Pearce acknowledges that the changes we’ve felt during the pandemic will likely become the norm moving forward, while stressing that these changes are already coming at a personal cost. “Expecting the office to serve the same function as it used to before is a complete fallacy. The home used to be a sanctuary, an escape from work and stress and now there is very little distinction and I think it’s really having an impact on mental health,” says Pearce, continuing “I also feel now that work is lonely. And I think what the office hopefully could play a solution in, is potentially ameliorating some of that loneliness, some of that isolation, so that we don’t feel that when we do work remotely that it’s actually less fulfilling.”

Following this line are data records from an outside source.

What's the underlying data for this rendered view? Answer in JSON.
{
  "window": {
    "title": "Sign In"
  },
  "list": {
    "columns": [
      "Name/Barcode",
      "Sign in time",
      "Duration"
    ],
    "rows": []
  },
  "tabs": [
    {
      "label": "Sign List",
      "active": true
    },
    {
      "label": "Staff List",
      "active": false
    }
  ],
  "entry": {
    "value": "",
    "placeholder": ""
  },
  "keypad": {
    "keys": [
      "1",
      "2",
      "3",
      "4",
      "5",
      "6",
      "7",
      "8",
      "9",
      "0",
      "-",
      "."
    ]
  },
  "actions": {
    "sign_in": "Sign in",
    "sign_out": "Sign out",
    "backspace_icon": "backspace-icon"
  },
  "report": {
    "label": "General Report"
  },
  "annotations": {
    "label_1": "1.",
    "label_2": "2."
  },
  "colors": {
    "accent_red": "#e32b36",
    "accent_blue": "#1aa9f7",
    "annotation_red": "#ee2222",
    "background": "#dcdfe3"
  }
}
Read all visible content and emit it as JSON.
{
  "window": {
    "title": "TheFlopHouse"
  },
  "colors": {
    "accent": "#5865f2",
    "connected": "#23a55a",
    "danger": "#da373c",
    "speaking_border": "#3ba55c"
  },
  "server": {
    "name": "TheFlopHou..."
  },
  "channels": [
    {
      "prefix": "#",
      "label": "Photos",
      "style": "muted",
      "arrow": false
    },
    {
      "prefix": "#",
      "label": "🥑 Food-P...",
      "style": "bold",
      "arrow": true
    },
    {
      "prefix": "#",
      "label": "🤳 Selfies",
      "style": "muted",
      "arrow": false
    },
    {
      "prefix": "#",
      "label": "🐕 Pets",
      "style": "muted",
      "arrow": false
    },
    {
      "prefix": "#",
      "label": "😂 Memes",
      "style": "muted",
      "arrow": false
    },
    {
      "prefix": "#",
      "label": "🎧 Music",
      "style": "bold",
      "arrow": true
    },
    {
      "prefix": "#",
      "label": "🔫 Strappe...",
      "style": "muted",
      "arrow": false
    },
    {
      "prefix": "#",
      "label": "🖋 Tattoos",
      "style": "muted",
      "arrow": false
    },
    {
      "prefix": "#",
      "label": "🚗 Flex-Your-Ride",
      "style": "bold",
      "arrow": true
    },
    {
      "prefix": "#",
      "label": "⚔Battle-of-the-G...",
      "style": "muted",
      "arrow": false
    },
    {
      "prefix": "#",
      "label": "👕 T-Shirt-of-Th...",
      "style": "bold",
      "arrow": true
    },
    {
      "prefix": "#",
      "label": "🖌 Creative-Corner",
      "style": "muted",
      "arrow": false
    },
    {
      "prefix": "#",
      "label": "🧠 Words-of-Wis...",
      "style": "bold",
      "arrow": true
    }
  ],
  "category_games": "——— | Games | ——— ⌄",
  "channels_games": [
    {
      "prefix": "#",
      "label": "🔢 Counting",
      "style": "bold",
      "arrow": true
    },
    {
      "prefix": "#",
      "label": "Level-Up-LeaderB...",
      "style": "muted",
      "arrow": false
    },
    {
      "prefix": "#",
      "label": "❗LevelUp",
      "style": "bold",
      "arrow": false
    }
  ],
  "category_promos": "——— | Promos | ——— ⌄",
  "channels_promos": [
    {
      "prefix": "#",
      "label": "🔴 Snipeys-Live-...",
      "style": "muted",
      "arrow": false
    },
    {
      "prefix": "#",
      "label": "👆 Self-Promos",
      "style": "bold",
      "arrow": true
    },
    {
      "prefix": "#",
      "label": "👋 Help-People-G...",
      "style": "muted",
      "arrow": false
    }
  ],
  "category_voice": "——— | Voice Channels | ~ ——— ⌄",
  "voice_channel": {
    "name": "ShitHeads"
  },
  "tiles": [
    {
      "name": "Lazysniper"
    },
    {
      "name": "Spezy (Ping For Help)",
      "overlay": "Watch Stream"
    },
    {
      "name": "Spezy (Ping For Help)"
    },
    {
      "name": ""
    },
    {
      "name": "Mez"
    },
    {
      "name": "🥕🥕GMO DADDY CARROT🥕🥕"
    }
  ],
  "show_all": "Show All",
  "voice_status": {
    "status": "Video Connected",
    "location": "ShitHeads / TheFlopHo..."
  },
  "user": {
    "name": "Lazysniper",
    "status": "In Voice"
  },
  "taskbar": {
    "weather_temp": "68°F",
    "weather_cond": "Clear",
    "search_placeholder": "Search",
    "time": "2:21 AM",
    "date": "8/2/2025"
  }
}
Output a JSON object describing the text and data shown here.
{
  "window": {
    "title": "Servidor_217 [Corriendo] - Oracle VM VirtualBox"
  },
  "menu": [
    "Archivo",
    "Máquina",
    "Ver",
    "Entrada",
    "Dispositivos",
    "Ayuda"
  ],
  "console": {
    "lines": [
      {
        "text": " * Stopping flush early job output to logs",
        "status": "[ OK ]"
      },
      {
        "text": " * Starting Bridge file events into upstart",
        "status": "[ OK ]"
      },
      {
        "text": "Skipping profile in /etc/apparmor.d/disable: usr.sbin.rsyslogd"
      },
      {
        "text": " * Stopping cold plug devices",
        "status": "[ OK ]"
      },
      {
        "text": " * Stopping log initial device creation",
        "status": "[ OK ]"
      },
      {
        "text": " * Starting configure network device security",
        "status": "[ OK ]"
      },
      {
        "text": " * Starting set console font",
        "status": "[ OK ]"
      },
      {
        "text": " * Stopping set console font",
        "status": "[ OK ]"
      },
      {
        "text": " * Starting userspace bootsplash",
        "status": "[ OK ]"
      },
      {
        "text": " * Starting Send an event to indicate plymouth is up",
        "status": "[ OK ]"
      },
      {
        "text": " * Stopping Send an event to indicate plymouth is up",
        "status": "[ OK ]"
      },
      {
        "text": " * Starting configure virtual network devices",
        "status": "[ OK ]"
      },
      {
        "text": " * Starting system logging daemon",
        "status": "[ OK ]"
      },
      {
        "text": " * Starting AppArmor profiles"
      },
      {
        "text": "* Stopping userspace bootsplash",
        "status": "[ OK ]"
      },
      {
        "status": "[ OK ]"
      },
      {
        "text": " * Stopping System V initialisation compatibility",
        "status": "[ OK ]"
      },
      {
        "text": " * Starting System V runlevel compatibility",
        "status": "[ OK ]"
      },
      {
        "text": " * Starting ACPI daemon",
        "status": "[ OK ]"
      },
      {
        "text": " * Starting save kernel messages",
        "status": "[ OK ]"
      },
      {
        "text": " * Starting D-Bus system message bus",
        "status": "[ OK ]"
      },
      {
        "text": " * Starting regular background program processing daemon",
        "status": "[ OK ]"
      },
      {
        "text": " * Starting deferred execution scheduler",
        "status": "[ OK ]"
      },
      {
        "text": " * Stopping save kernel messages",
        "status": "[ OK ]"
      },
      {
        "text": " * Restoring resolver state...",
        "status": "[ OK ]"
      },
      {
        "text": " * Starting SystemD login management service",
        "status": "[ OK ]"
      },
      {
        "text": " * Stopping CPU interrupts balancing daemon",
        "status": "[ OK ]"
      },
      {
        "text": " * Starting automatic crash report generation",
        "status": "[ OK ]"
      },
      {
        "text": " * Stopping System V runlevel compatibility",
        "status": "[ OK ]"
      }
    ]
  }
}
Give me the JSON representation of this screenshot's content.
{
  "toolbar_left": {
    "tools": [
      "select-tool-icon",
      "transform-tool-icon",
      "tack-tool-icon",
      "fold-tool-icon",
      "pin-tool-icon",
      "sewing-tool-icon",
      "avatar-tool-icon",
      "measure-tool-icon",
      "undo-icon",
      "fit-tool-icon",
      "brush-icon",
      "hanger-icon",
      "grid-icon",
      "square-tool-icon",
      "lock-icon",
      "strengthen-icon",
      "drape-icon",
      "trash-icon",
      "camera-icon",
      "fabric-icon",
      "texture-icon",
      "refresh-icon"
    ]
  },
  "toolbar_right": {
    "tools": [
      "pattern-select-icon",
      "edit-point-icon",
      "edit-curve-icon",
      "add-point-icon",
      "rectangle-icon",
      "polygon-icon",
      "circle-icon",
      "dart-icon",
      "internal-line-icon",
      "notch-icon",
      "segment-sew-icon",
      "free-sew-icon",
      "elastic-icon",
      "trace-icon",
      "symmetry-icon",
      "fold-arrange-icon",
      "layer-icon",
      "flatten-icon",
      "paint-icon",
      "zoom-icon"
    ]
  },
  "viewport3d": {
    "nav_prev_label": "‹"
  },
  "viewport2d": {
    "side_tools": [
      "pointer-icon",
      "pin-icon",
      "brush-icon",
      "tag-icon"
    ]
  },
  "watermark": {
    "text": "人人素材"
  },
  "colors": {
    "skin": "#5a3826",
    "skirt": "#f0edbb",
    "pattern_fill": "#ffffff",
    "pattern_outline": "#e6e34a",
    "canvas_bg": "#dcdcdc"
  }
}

Fagen ponders the coming return to normal and what could be an abrupt transition back to daily office hours, saying “We’ve had people work through the last 12 months of a pandemic during the most difficult conditions and they have shown incredible resilience and they continue to be super productive. I think it’s absolutely crazy to be able to think that we can come back from a pandemic and then say now you need to come back to the office Monday to Friday. We’ve afforded and empowered people trust, and we need to be able to continue to extend that. And that is through the policies that we have from an HR perspective and also from the space that we think about very purposefully to allow for this.”
In looking at alternative ways of returning to office life, Fagen states “I would prefer to see the future of work having futuristic technology so that I can come into an office that is designed with inclusivity in mind. We need to recognize that there will be choices where 50% will be from home and the 50% might be from the office and we have to design for inclusivity so that it’s an even experience, so we don’t have the stigma.”
In contrast, Petersen talks about how the work from home climate is less conducive to a structured life, saying “I think the character of the work we’re doing has degraded. We are working longer hours and that has upped our extensible productivity levels and I think most people would describe this work that we’re doing as half-work – and checking emails while you are watching TV at 8 PM Those habits have been accelerated and normalized in a way that we’re going to have to be extremely deliberate about counteracting when the pandemic is over.”
Petersen looks to the long term, and how the further degrading of the work/life balance needs to be restricted, saying “The word that I keep thinking about as I am writing this new book is guardrails. We need actual guardrails that protect us from the runaway train of work and how can we implement things that are really intended as nonporous protective measures.”
The discussion closes out by discussing post-COVID ideas for the workplace, bridging the divide between the physical and the digital. All guests weighed in on how things can and must change, though we’ll leave the rest to the listener. Plenty more is discussed in the podcast, which can be found for free at Apple Podcasts.
While the series was initially intended to run for five episodes, a sixth and final episode is set to be released later this month, the last podcast in the series to present the perspectives of the younger generation on the future of work.